I want to be able to distribute the bandwidth utilization between the 
two IPUs .

>>>>> To be fair, we never implemented that for the CSC/scaler mem2mem device
>>>>> either.
>>>>
>>>> I don't think that is actually a good idea. Instead, it would be better
>>>> to have two scaler nodes in userspace.
>>>
>>> See above, that would make it impossible (or rather unreasonably
>>> complicated) to distribute work on a single frame to both IPUs.
>>
>> Is your concern latency instead of throughput ? See my comment in
>> paragraph (*) .
> 
> Either, depending on the use case.
> 
> [...]
>>>>>
>>>> https://git.kernel.org/pub/scm/linux/kernel/git/torvalds/linux.git/tree/drivers/staging/media/imx/imx-media-vdic.c#n207
>>>
>>> That code is unused. The direct hardware path doesn't use
>>> IPUV3_CHANNEL_MEM_VDI_PREV/CUR/NEXT, but is has a similar effect, half
>>> of the incoming fields are dropped. The setup is vdic_setup_direct().
>>
>> All right, let's drop that unused code then, I'll prepare a patch.
> 
> Thanks!
> 
>> But it seems the bottom line is, the VDI direct mode does not act as a
>> frame-rate doubler ?
> 
> Yes, it can't. In direct mode, VDIC only receives half of the fields.
> 
> [...]
>>>>
>> Why would adding the (configurable) frame-rate doubling mode break
>> userspace if this is not the default ?
> 
> I'm not sure it would. Maybe there should be a deinterlacer control to
> choose between full and half field rate output (aka frame doubling and
> 1:1 input to output frame rate).
> 
> Also, my initial assumption was that currently there is 1:1 input
> frames to output frames. But with temporal filtering enabled there's
> already one input frame (the first one) that doesn't produce any
> output.

Hum, ok.

>>>>> If we don't start with that supported, I fear userspace will make
>>>>> assumptions and be surprised when a full rate mode is added later.
>>>>
>>>> I'm afraid that since the current VDI already does retain input frame
>>>> rate instead of doubling it, the userspace already makes an assumption,
>>>> so that ship has sailed.
>>>
>>> No, this is about the deinterlacer mem2mem device, which doesn't exist
>>> before this series.
>>
>> I am not convinced it is OK if the direct VDI path and mem2mem VDI
>> behave differently, that would be surprising to me as a user ?
> 
> Is this still about the frame rate doubling? Surely supporting it in
> the mem2mem device and not in the capture path is ok. I'm not arguing
> that frame doubling should be enabled by default.

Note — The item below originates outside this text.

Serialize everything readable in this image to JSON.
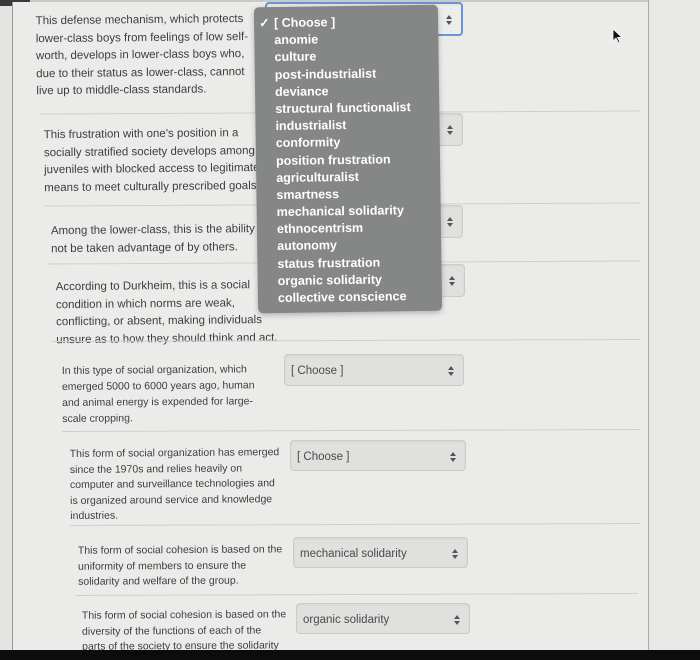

My understanding was that your concern was -- frame doubling should be 
the default because it not being the default would break userspace . 
Maybe that's not the case ?

>>> The CSI capture path already has configurable framedrops (in the CSI).
>>
>> What am I looking for ? git grep doesn't give me any hits ? (**)
> 
> That's configured by the set_frame_interval pad op of the CSI subdevice
> - on the IDMAC output pad. See csi_find_best_skip().
> 
>>>> But I think we can make the frame doubling configurable ?
>>>
>>> That would be good. Specifically, there must be no guarantee that one
>>> input frame with two fields only produces one deinterlaced output
>>> frame, and userspace should somehow be able to understand this.
>>
>> See my question (**) , where is this configurable framedrops thing ?
> 
> This would have to be done differently, though. Here we don't have
> subdev set_frame_interval configuration, and while VIDIOC_S_PARM /
> v4l2_captureparm were used to configure frame dropping on capture
> devices, that's not really applicable to mem2mem deinterlacers.

V4L2_CID_DEINTERLACING_MODE should probably work.

>>> I'd rather not default to the setting that throws away half of the
>>> input data. Not using frame doubling by default is sensible, but now
>>> that using all three input fields to calculate the output frame is
>>> possible, why not make that the default.
>>
>> To save memory bandwidth on the MX6, that's my main concern.
> 
> What userspace are you using to exercise this driver? Maybe we can back
> this concern with a few numbers (or mine with pictures).
Custom one, but with gstreamer 1.22 and 1.24 driving the media pipeline.